Samih mengatakan ia tidak berpikir untuk bersekolah lagi.
"Saya kira saya tidak akan kembali ke sekolah. Saya merasa lebih tua untuk itu, tapi saya kasih tahu, saya bermimpi membuka toko di masa depan," katanya serta menambahkan, pekerjaannya adalah satu-satunya yang ada dibenaknya.
Samih adalah satu dari ribuan anak dan remaja, yang mimpi dan harapannya dicuri oleh konflik empat tahun di negeri mereka.
Mazen Tammam, siswa sekolah berusia 11 tahun, mengatakan dia bagus di sekolah tapi kini terdorong jauh dari mimpinya untuk menjadi dokter.
"Saya kerja di restoran sore hari dan koki mendapat bayaran bagus dan itulah yang menjadi fokus saya sekarang. Saya ingin mendapat bayaran bagus untuk membantu keluarga," kata Tammam, wajahnya terlihat tegas dengan dua garis di keing, tepat di antara dua matanya.
"Ayah saya punya masalah jantung, yang mencegahnya punya pekerjaan kedua dan saya berusaha membantu sebisa saya," katanya serta menambahkan bahwa dia dan kedua saudaranya punya pekerjaan-pekerjaan berbeda pada sore hari untuk membantu meringankan beban keluarga.
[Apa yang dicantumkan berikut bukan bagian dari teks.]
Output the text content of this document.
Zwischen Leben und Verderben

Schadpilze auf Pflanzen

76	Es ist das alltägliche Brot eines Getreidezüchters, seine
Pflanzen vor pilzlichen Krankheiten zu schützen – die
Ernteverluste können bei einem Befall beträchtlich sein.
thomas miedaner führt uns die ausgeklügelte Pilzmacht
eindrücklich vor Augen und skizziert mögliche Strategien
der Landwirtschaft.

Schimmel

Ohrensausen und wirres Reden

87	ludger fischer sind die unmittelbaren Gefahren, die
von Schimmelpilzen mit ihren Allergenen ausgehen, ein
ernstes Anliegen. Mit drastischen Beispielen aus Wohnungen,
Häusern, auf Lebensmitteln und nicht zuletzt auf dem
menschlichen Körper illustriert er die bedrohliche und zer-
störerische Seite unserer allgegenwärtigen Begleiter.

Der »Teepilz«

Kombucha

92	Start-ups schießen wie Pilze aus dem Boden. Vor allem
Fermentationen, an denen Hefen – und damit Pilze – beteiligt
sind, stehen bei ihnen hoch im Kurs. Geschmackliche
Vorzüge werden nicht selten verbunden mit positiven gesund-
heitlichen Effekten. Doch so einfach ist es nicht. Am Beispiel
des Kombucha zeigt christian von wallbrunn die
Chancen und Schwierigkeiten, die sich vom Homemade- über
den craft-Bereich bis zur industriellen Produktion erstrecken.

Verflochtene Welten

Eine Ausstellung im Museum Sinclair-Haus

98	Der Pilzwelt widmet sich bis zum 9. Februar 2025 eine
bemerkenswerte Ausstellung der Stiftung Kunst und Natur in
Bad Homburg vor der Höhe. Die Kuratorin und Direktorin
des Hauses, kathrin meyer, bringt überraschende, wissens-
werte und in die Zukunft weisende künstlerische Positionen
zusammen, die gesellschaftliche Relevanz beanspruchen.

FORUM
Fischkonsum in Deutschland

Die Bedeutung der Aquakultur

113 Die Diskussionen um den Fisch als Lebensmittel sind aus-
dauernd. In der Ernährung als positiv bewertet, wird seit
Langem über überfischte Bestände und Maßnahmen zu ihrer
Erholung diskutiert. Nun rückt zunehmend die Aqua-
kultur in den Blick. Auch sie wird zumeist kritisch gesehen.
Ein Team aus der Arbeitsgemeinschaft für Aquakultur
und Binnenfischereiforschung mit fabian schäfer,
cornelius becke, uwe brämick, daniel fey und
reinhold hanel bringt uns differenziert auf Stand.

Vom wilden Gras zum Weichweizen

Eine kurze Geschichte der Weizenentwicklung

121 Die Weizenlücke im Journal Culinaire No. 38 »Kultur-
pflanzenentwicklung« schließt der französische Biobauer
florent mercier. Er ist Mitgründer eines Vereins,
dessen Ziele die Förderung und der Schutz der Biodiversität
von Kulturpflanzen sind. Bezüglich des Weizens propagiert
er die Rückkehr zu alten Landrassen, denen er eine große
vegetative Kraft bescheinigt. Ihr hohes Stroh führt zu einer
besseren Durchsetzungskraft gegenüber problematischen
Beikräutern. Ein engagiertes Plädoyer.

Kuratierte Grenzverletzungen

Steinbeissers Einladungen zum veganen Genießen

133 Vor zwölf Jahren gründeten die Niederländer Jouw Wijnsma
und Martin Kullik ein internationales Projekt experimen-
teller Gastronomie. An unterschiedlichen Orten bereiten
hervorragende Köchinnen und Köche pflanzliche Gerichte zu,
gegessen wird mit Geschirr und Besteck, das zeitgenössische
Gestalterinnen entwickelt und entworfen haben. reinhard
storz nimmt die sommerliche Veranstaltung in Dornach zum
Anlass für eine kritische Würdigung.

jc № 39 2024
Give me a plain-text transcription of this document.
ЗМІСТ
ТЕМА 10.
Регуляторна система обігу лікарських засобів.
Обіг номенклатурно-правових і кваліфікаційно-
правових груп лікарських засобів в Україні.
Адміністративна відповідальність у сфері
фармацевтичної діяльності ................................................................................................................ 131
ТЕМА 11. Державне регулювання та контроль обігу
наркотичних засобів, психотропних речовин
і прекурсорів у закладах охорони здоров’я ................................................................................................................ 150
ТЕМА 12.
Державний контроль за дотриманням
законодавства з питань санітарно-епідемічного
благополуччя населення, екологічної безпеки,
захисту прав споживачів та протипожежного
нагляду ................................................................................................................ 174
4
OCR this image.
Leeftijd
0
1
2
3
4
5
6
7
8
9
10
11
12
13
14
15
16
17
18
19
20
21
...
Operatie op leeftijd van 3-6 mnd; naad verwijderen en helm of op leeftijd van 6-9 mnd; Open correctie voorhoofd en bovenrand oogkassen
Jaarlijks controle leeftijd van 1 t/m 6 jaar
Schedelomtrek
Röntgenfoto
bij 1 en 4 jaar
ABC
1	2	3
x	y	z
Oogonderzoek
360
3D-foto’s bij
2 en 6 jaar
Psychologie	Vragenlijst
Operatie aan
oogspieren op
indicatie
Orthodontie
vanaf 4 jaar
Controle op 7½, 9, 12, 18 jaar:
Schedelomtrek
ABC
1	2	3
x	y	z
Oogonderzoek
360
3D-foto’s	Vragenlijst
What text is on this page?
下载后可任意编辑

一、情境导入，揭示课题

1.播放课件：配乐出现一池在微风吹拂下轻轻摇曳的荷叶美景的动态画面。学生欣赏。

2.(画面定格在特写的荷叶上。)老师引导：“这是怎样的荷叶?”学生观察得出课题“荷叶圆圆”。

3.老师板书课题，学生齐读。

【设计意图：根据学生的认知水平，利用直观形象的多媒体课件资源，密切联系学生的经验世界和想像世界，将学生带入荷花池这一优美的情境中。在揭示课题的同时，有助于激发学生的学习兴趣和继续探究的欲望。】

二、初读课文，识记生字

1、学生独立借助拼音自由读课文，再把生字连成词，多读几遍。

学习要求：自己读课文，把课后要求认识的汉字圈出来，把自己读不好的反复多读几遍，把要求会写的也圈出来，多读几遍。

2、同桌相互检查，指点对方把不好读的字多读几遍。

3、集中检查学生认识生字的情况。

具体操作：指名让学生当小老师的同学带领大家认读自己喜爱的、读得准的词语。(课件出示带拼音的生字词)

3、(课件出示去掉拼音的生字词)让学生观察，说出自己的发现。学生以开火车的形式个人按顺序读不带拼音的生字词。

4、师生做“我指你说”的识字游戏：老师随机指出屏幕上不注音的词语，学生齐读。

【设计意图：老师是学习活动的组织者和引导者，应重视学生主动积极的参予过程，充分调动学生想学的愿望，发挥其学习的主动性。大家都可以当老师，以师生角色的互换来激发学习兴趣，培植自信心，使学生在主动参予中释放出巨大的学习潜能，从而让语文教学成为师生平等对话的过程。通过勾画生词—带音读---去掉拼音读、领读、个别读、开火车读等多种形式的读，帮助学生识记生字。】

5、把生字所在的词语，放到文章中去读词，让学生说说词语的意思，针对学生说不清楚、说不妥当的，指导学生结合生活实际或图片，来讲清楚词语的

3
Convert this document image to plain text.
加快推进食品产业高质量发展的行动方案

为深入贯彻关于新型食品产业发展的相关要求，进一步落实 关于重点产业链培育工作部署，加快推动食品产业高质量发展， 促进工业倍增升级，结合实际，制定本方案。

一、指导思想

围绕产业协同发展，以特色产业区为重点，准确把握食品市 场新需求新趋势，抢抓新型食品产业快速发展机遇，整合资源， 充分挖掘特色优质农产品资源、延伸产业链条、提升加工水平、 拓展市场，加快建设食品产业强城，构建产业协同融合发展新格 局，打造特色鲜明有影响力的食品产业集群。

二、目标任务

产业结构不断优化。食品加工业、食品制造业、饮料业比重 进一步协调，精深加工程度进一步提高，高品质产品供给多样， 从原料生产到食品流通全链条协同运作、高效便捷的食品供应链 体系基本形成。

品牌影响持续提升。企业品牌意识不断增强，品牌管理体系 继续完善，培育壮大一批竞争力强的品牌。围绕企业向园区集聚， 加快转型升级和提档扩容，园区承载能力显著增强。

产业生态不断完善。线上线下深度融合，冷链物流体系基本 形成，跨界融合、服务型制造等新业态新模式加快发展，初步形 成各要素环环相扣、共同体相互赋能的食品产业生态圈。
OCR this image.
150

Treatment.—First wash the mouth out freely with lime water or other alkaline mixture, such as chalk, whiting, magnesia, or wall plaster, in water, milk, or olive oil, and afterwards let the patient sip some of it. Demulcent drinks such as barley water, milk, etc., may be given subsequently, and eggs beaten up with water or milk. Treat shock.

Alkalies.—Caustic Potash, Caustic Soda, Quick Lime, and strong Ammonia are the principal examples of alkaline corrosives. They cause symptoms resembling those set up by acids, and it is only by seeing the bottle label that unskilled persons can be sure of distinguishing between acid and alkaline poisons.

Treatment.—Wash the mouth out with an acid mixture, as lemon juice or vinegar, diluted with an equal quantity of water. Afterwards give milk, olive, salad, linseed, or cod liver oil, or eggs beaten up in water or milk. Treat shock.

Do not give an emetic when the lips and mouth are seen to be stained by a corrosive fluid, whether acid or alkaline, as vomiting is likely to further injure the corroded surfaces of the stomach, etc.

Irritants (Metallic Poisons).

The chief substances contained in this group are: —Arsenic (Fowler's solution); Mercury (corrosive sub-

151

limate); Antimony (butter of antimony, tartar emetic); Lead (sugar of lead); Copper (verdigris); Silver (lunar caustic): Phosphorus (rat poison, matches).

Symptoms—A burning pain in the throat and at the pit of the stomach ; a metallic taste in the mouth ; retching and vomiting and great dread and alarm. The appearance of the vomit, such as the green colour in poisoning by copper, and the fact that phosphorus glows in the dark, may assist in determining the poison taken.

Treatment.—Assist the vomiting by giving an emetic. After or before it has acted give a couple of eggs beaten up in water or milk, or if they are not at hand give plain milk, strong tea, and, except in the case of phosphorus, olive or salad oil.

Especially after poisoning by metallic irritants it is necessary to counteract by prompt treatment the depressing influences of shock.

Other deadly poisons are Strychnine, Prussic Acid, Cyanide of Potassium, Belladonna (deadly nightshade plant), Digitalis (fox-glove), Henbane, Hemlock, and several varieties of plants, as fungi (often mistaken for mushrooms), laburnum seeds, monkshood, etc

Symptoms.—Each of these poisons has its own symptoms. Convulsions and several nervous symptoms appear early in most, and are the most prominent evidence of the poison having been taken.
Bahkan orangtua-orangtua yang punya anak pun kesusahan menyediakan kebutuhan untuk bisa hidup senormal mungkin.
"Saya berusaha keras untuk memberikan atmosfer normal bagi anak-anak saya, tapi itu misi yang tidak mungkin," kata Adnan, ayah dari tiga anak.
"Saya bisa membawa mereka ke restoran dan taman-taman hiburan, tapi tidak seperti yang saya lakukan waktu saya kecil," katanya.
"Saya memikirkan banyak hal sebelum membawa anak perempuan saya yang berusia tiga tahun ke taman karena takut kena serangan mortir."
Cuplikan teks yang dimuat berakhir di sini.